Ellis hauled his shivering body on to the sea wall. A young man appeared, tall and lanky with long dyed-black hair. He looked as though he got no daylight.
“There you go.” He handed Ellis a mug of tea.
“Thanks,” Ellis said.
“Mick says you can start today or leave it till tomorrow if you’re knackered.”
Ellis watched the young man go back inside the lifeless pub. He sipped the strong, sweet, piping hot tea and looked out across the water. Contentment swept through him. He wondered where he was. He looked around. From the top of Coastguards Alley, a phone box stared accusingly at him. The red paint had faded to matt pink. One pane of glass was broken, low down, an impromptu cat flap. He rang Chrissie and told her that he was on the coast and that he had work. He asked her to tell their dad. She refused and to
ld him to go home, but he knew that she would call Denny immediately. She loved to break news.
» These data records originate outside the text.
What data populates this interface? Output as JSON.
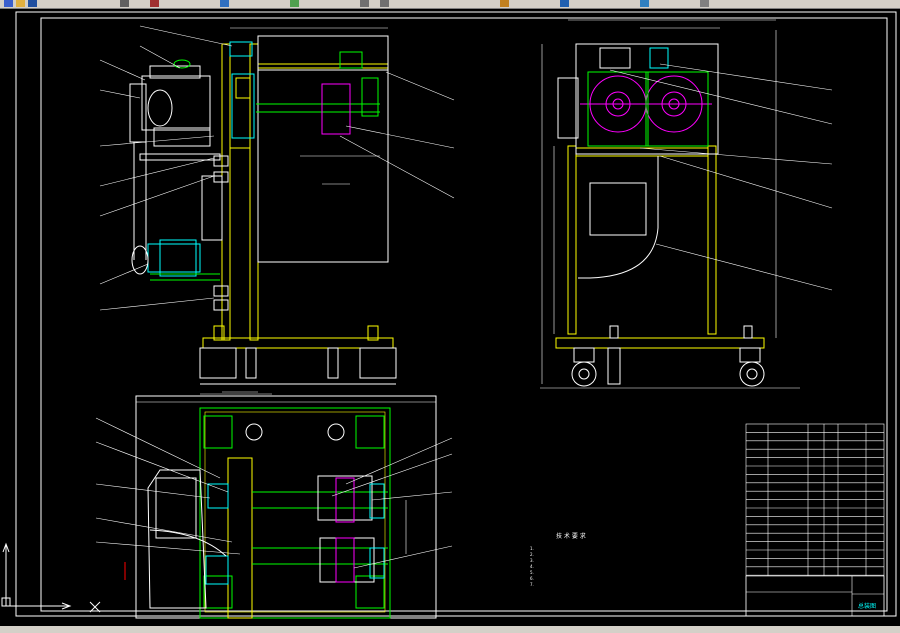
{
  "app": {
    "toolbar_title": "",
    "status_text": ""
  },
  "toolbar": {
    "icons": [
      "new-file-icon",
      "open-icon",
      "save-icon",
      "print-icon",
      "cut-icon",
      "copy-icon",
      "paste-icon",
      "undo-icon",
      "redo-icon",
      "pan-icon",
      "zoom-icon",
      "layer-icon",
      "properties-icon"
    ]
  },
  "drawing": {
    "tech_requirements_title": "技 术 要 求",
    "tech_requirements": [
      "1. ",
      "2. ",
      "3. ",
      "4. ",
      "5. ",
      "6. ",
      "7. "
    ],
    "title_block": {
      "name": "",
      "drawing_type": "总装图"
    },
    "colors": {
      "frame": "#ffffff",
      "body": "#ffff00",
      "outline": "#00ff00",
      "roller": "#ff00ff",
      "cyan": "#00ffff",
      "red": "#ff0000"
    }
  }
}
He returned to the sea wall and rolled himself a cigarette and vowed not to go back home for one whole year. That would be amazing, he told himself. That would make him mysterious and desirable. That would mean he had his own life. OK, this place was not like the photographs he had pored over in the pages of National Geographic, but it was something new and that felt good. The phone box in the alley glared at him again. He rehearsed a phone call to Denny but even in his imagination the conversation strayed into argument.
It’s private, Dad, Ellis imagined saying. See how you like it.
12
The flat above the Harbour Lights pub had four bedrooms. One was used by Sapphire, the barmaid. Mick and his crew slept in the others. Ellis had to wait until the men finished watching videos in the early hours of the morning before he could brush the food and roaches off the sofa and use it as his bed.
“See these stairs here?” Mick said, giving Ellis a tour.
“These two steps?”
“Yeah.” Mick stood over them, the way TV detectives stand over a corpse. “These two steps down to the kitchen and living area mean that the flat is split-level. Right?”
“With you so far,” Ellis said.
“And you know what that means, don’t you?”
Ellis shook his head.
“That it’s a maisonette, not a flat.”
“Right.” Ellis nodded.
“That is to say, it’s a maisonette as opposed to being a flat, if you get me.”